Tuesday, October 27, 2009

Consumer Confidence in U.S. Unexpectedly Decreases

Oct. 27 (Bloomberg) -- Confidence among U.S. consumers unexpectedly fell in October for a second month as Americans fretted about a lack of jobs.

The Conference Board’s confidence index dropped to 47.7 from a revised 53.4 in September, a report from the New York- based private research group showed today. A measure of employment availability deteriorated to a 26-year low.

Mounting unemployment threatens to restrain consumer spending entering the Christmas-holiday shopping season. Without a sustained rebound in the biggest part of the economy, the emerging recovery may fall short of expectations.

“There really isn’t any scope for us to see sustained gains in consumer spending for quite some time,” said Joshua Shapiro, chief U.S. economist at Maria Fiorini Ramirez Inc., a New York forecasting firm. “The labor market remains very weak.”

Stocks dropped after the report, erasing earlier gains, on concern consumers will cut back. The Standard & Poor’s 500 Index was down 0.2 percent to 1,065.05 at 10:21 a.m. in New York. Treasury securities rallied, pushing the yield on the 10-year note down to 3.52 percent from 3.56 percent late yesterday.

Economists forecast confidence would increase to 53.5 from a previously reported 53.1 for September, according to the median of 74 projections in a Bloomberg News survey. Estimates ranged from 48 to 57.

Home Prices Firm

An earlier report today showed home prices in 20 U.S. cities rose in August for a third straight month. The S&P/Case- Shiller home-price index climbed 1 percent from the prior month on a seasonally adjusted basis, after a 1.2 percent increase in July. Compared with a year earlier, prices were down 11.3 percent, less than the median forecast of economists surveyed.

The Conference Board’s measure of present conditions dropped to 20.7, the lowest level since February 1983. The gauge of expectations for the next six months decreased to 65.7 from 73.7.

The share of consumers who said jobs are plentiful dropped to 3.4 percent from 3.6 percent. The proportion of people who said jobs are hard to get increased to 49.6 percent, the highest level since May 1983, from 47 percent.

The proportion of people who expect their incomes to rise over the next six months decreased to 10.3 percent from 11.2 percent.

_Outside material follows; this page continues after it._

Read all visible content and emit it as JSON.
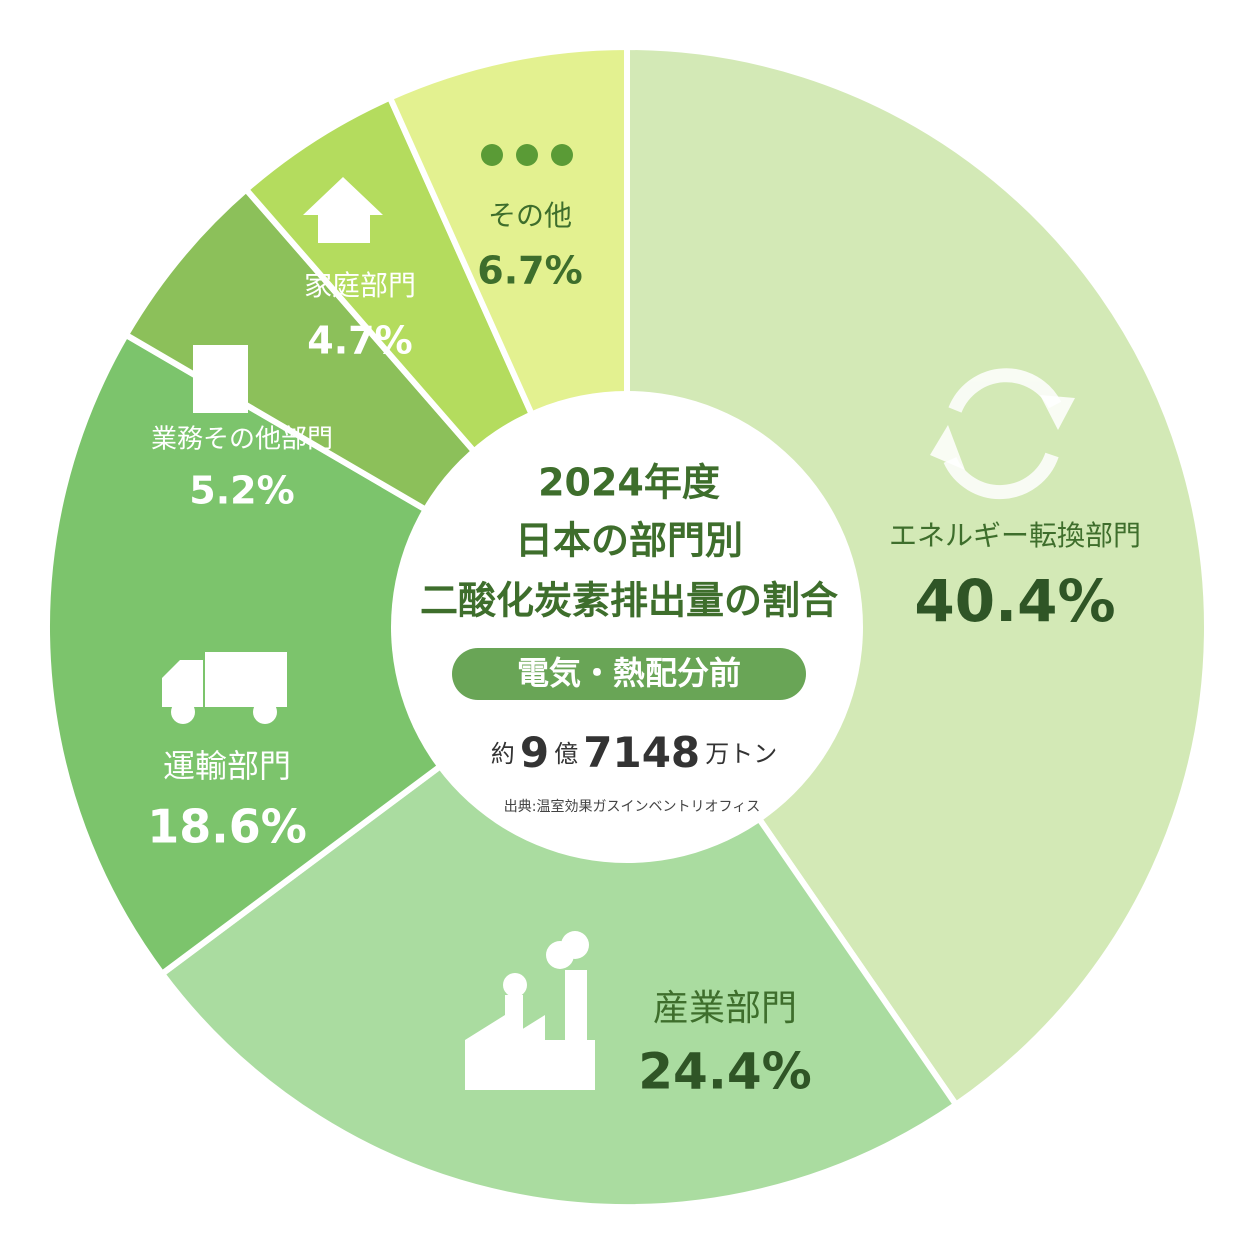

The share expecting more jobs fell to 16.3 percent from 18 percent.

Less Spending

Consumers “remain quite pessimistic about their future earnings, a sentiment that will likely constrain spending during the holidays,” Lynn Franco, director of the Conference Board Consumer Research Center, said in a statement.

Government reports have shown that while companies are slowing the pace of firing they are reluctant to hire. The U.S. has lost 7.2 million jobs since the recession began in December 2007.

Caterpillar Inc. said Oct. 26 it has started rehiring and expects to return a portion of its laid-off employees to jobs as demand increases in the coming months. Even so, while 550 U.S. employees have returned or will return to work before the end of next year, about 2,500 idled U.S. workers are being told they won’t get their jobs back and will be offered a separation package.

“It’s important to remember that we are not close to the record-breaking demand we experienced from 2004 through 2008,” Chief Executive Officer Jim Owens said in a statement.

Buying Plans

Buying plans for automobiles, homes and major appliances within the next six months all decreased this month, today’s report showed.

Today’s report mimics a decline seen in the Reuters/University of Michigan preliminary index of consumer sentiment issued earlier this month.

Economists say the Conference Board’s index tends to be more influenced by attitudes about the labor market.

Consumer spending probably increased at a 3 percent pace in the third quarter, according to the median projection of economists ahead of the gross domestic product report due in two days. Demand will ease to a 1 percent growth rate the final three months this year and then may accelerate to a 1.5 percent rate in the first quarter, according to median forecasts in a Bloomberg News survey earlier in October.

J.C. Penney Chief Executive Officer Myron Ullman told analysts Oct. 23 while the consumer is “still under enormous pressure,” the company is “starting to see some stabilization and some modest improvement in traffic.”

Fed Regions

Most Federal Reserve district banks saw “stabilization or modest improvements” in areas including housing and manufacturing in September and earlier this month, according to the Beige Book business survey released Oct. 21. The report was issued two weeks before the central bank’s next monetary policy meeting and cited continued “weak or mixed” labor markets.

“Reports of gains in economic activity generally outnumber declines, but virtually every reference to improvement was qualified as either small or scattered,” the Fed said last week.